When did you last spend time in silence? Do you make space for a little quiet time daily? Do you relish that moment when the kids are in bed, and you can sit down at the kitchen table with a glass of wine, take a deep breath, and just listen to the noises the house makes around you as it settles for the night? Or do you fill every waking hour with a constant cacophony to drown out the voices inside your head that are telling you the life you are living is not fulfilling you?

Out of the quiet comes not only spiritual fulfilment, spoken of in all religions, but human creativity. Out of silence come the stories we tell, the fantasies and day dreams that grow into novels, plays, paintings, films, concertos and ballets.

When we cultivate stillness, when we listen, we give our brains space to breathe. And yes, sometimes we then have to face up to the uncomfortable truths of our lives. But often, we have the opportunity to tap into wells of creative inspiration previously unknown to us. Our Muse’s voice can be heard.

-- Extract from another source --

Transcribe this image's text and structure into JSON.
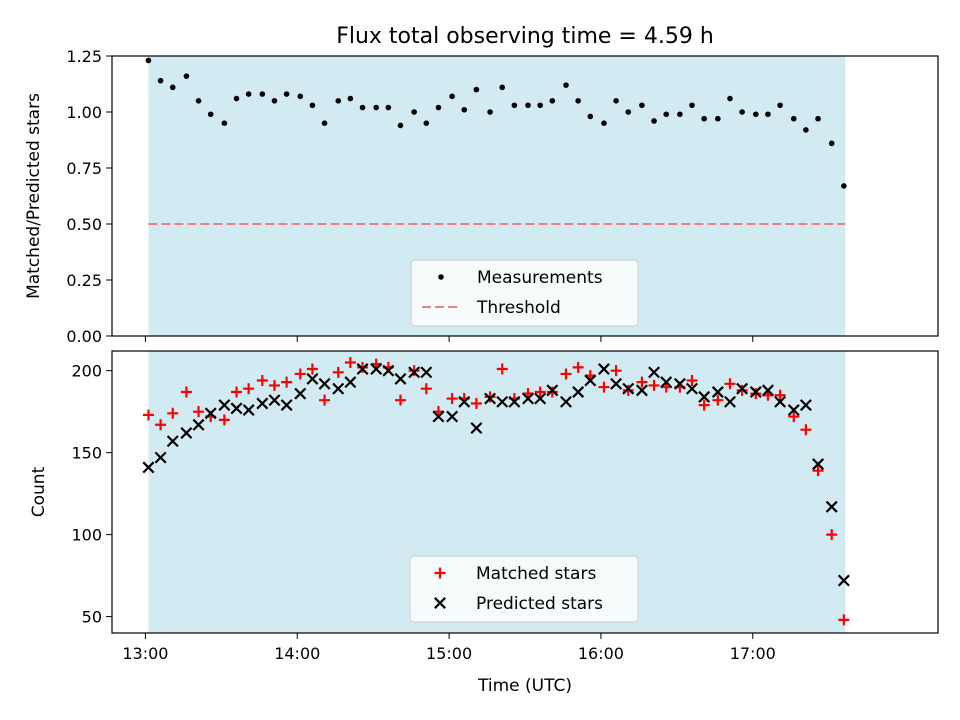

You don’t have to take a vow of silence to benefit from stillness, and I’m not saying you should give up the joy of music. (I’m back on it now, and believe me, its one of my greatest inspirations.)

Listen to yourself.

What I am suggesting is that you take time daily to be in stillness. To listen to the sounds of the world around you instead of filling the void with canned synthetic noise. To listen to yourself. It may only be ten minutes, or the time you spend in the bathroom every morning, or half an hour before bed without the telly on. You don’t have to meditate, although that is good too. No, this is a different idea, a way of being quiet with ourselves, a way of listening for the inspiration to come. I know you lead a busy life, no doubt, and that quiet in a city is hard to find. But I assure you, it is there. You can find it. And when you do, immerse yourself in its balm, as often as you can, and allow it to feed your creative life.